Daredevil rolü için klasik bir yakışıklı bulup bol bol soymak yerine izleyende samimiyet duygusu uyandıran Charlie Cox’u seçmeleri yerinde ancak True Blood dizisini kocaman açıp “a-hah a-hah” diye haykırdığı ağzını eliyle kapatmak dışında bir şey yapmayarak tamamlayan Deborah Ann Woll’un güzelliğiyle örtbas edemediği yeteneksizliği artık can sıkıyor. Sezonun kötü adamı Vincent D’Onofrio 192cm.’lik boyu ve dev cüssesi ile 178cm.’lik Daredevil’in karşısında ezici kaba kuvvet gösterisi yapabiliyor olsa da bundan çok daha fazlası; duygusal, içine kapanık, öfkesini kontrol edemeyen ve hırslı bir adam. Kötü karakterin iyi çizilmesi her zaman iyi kahramanı daha doğru anlamamızı sağlar, burada da öyle olmuş. Moda olduğu üzere kötülüğü sırf kötülük yapmak için yapan biri değil Wilson Fisk, doğru olanı yaptığına inancı sonsuz. Şehri güzelleştirmek uğruna can acıtmayı mübah sayıyor, sevdiği kişileri ya da mekanları korumak için kontrolsüzce hırçınlaşıyor. “Televizyonun unutulmaz kötüleri” listelerinde yeri şimdiden hazır.
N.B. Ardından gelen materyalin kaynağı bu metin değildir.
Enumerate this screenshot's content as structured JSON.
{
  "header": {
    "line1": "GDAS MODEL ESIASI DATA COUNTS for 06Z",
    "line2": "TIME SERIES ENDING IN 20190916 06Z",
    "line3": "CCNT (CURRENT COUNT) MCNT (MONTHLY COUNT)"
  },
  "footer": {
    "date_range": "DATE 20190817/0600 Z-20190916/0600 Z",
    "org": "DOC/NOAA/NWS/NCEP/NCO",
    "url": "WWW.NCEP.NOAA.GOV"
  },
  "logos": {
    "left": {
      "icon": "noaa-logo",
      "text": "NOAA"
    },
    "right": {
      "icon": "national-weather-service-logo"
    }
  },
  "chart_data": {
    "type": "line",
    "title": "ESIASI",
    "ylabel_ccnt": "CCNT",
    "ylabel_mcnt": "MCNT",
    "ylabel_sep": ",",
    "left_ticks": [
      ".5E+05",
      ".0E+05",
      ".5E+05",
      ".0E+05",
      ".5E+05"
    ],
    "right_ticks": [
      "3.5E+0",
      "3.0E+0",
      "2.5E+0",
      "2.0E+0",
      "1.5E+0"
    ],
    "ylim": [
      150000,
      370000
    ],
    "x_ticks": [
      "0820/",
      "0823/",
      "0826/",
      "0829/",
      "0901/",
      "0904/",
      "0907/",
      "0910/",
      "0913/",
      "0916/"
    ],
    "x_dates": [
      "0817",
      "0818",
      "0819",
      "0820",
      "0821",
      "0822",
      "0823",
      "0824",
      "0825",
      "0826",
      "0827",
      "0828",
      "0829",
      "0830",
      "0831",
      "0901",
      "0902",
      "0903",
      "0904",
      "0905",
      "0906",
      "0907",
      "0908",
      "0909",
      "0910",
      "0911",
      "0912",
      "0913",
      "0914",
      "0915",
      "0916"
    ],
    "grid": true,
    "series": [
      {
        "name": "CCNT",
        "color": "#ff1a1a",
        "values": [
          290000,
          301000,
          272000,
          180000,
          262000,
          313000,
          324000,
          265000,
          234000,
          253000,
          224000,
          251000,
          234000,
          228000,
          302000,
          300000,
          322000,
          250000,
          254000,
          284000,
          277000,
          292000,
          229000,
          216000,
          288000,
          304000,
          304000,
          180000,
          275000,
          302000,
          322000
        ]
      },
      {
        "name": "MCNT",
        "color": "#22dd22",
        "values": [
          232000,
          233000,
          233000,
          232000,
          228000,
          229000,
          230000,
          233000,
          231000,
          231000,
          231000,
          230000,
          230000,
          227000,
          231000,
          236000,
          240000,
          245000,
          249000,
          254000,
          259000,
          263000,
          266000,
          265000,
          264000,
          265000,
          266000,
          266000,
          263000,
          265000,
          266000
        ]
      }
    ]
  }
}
Daredevil insancıl bir kahraman. Aklın almadığı süper güçleri yok. Duyuları ortalama insan kapasitesinin üzerinde ve çok iyi dövüşebiliyor, hepsi bu. İlk sezon boyunca aldığı darbelerin, yediği dayakların haddi hesabı yok. İzleyenin bağrına basacağı, evinin oğlu gibi göreceği, kabullenilmesi kolay bir karakter. Onu koşulsuz seven dostu Foggy Nelson ve çiçek görevi gören Karen Page de öyle. Tüm bu üç boyutlu karakterler ve akıp giden birinci sınıf senaryolar sayesinde Daredevil bir oturuşta tüm sezonu izleme iştahı yaratan, dolgu malzemelerine başvurmamış, her anı kayda ve hatırlanmaya değer bir deneyim.
İkinci sezon onayı alan dizide gelecek yıl The Walking Dead ile parlayan Jon Bernthal’ı ve Elektra rolünde Elodie Yung’u göreceğiz.